If it's a library people inside your organization are using, you should ask those people what you can remove, not us.
If it's code being used very narrowly (i.e. you control its use directly), you can, if you wish, safely remove any sort of compiler portability, since you are only using one compiler.
You're asking the wrong people: It's your users (or potential users) who decide what's still useful, not us. Start by finding out what platforms you need to support, and then you can find out what's not needed.
If, for example, you don't need to support 16-bit systems, you can dispense with __HUGE__, __MSDOS__, and __TURBOC__.

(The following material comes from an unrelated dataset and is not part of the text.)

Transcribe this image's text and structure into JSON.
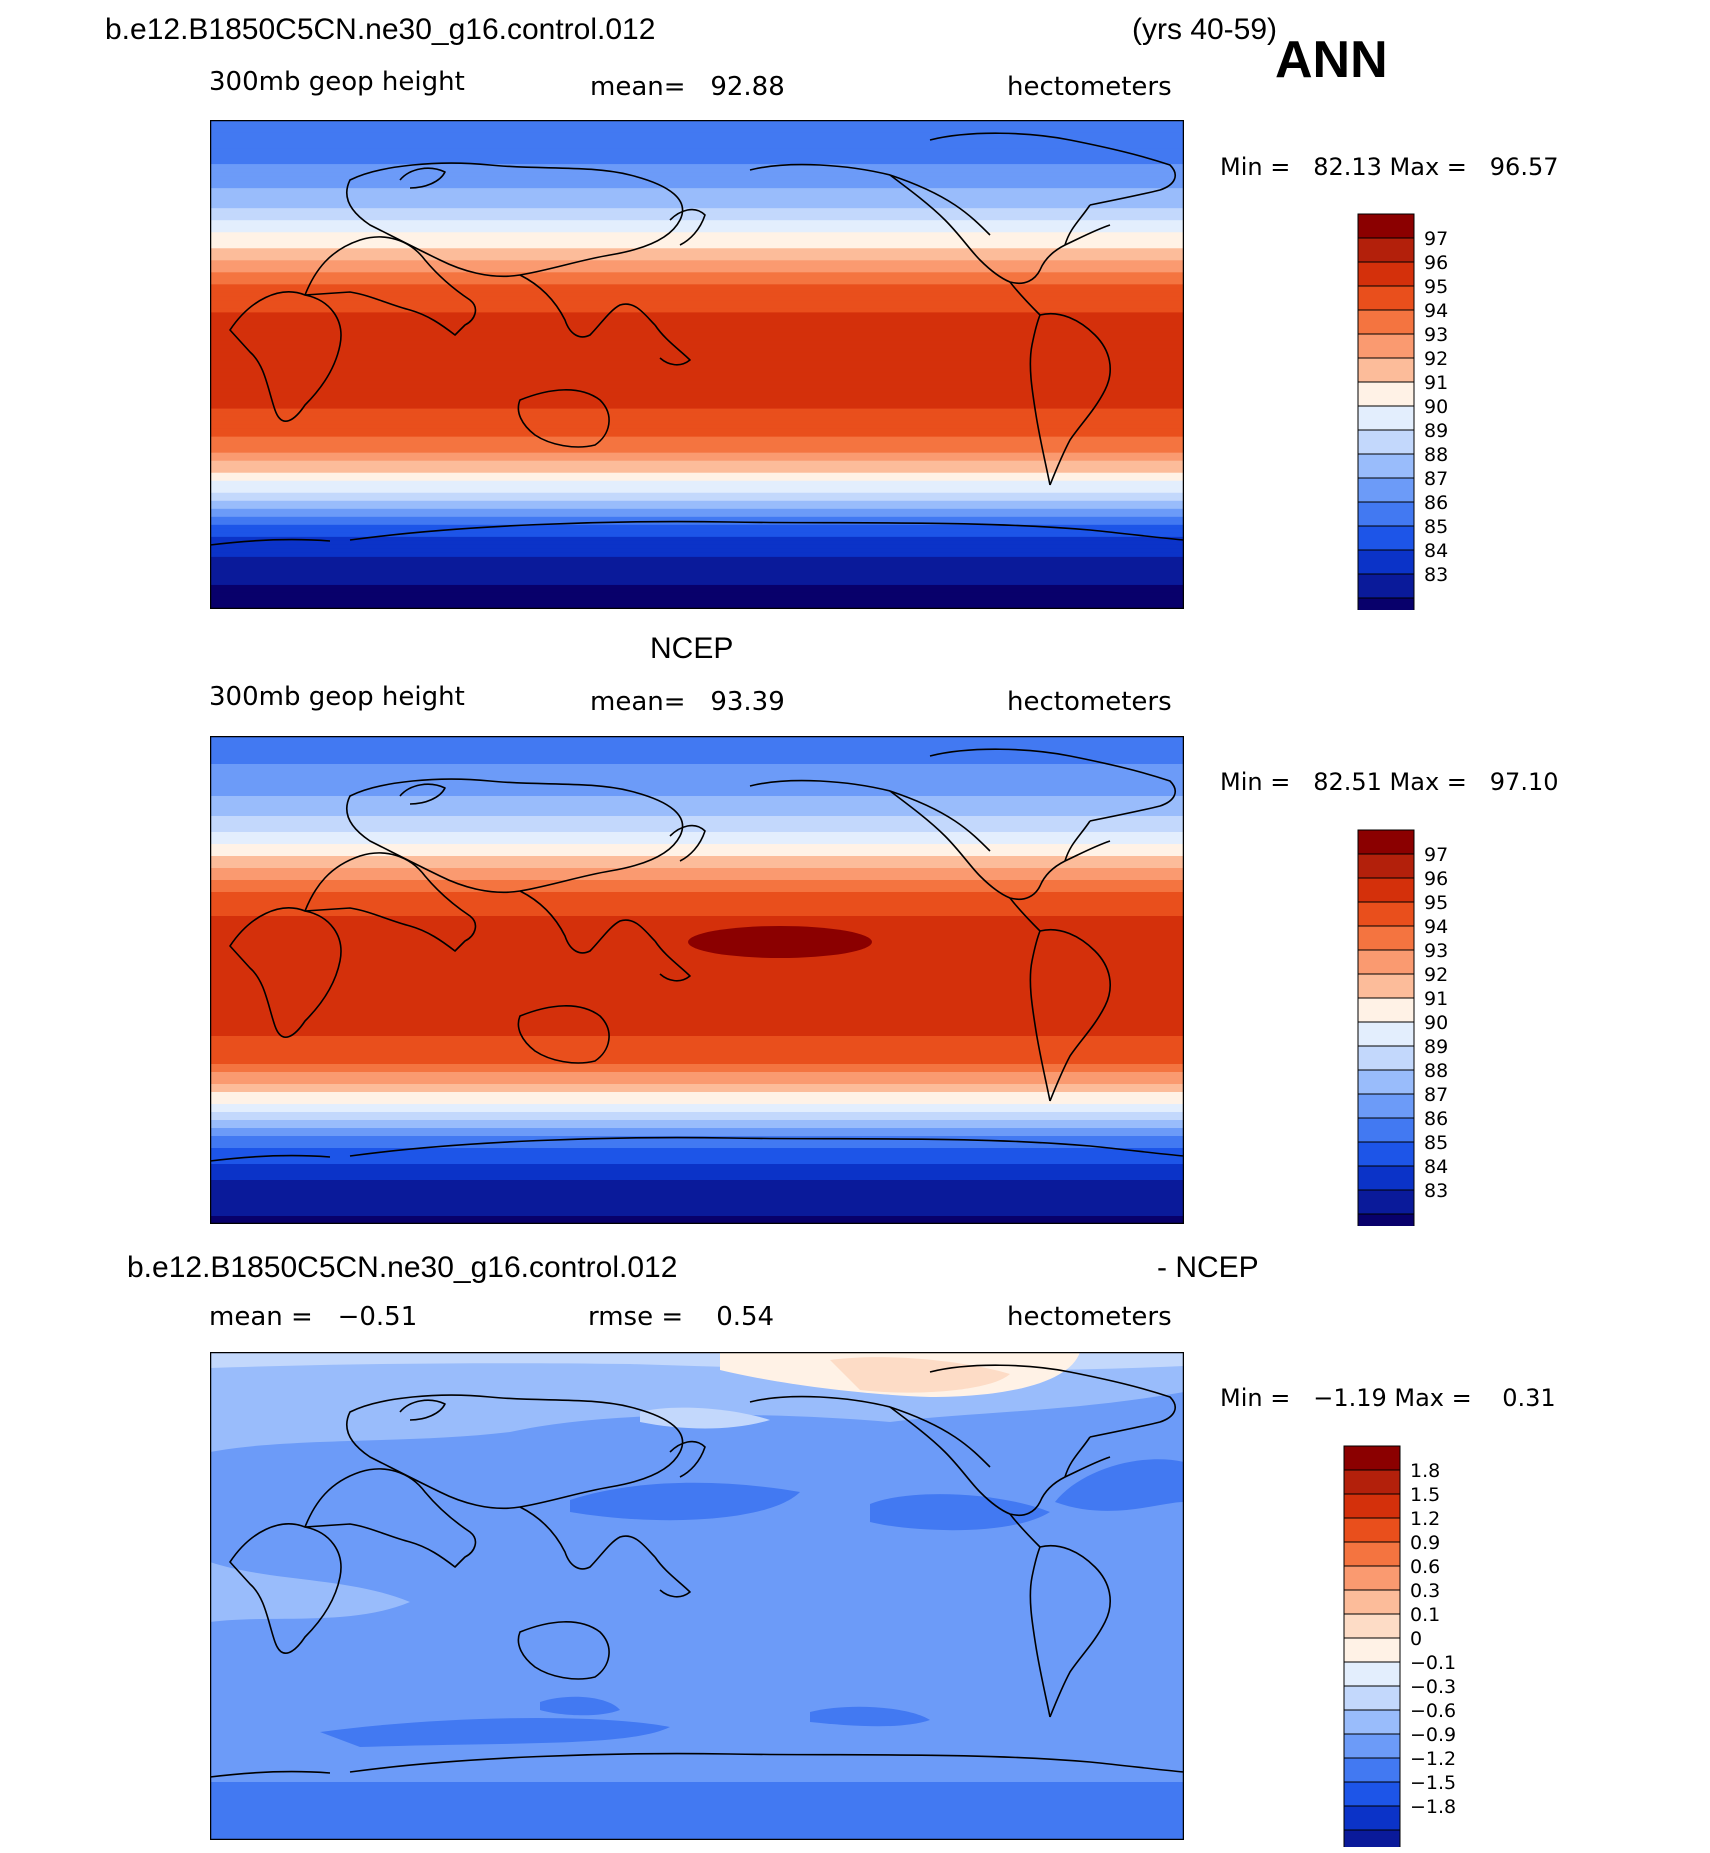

Any #ifdef based on arbitrary preprocessor definitions provided by the implementation is outdated - especially those which are in the namespace reserved for the application, not the implementation, as most of those are! The correct modern way to achieve this kind of portability is to either detect the presence of different interfaces/features/behavior with a configure script and #define HAVE_FOO etc. based on that, directly test standard preprocessor defines (like UINT_MAX to determine integer size), and/or provide prebuilt header files for each platform you want to support with the appropriate HAVE_FOO definitions.
The old-style "portability" #ifdefs closely coupled knowledge of every single platform all over your source, making for a nightmare when platforms changed and adopted new features, behaviors, or defaults. (Just imagine the mess of old code that assumes Windows is 16bit or Linux has SysV-style signal()!) The modern style isolates knowledge of the platform and allows the conditional compilation in your source files to depend only on the presence/absence/behavior of the feature it wants to use.
Code that is annotated like that can in fact be quite difficult to maintain. You could consider to look into something like autotools or alike to configure your sources for a particular architecture.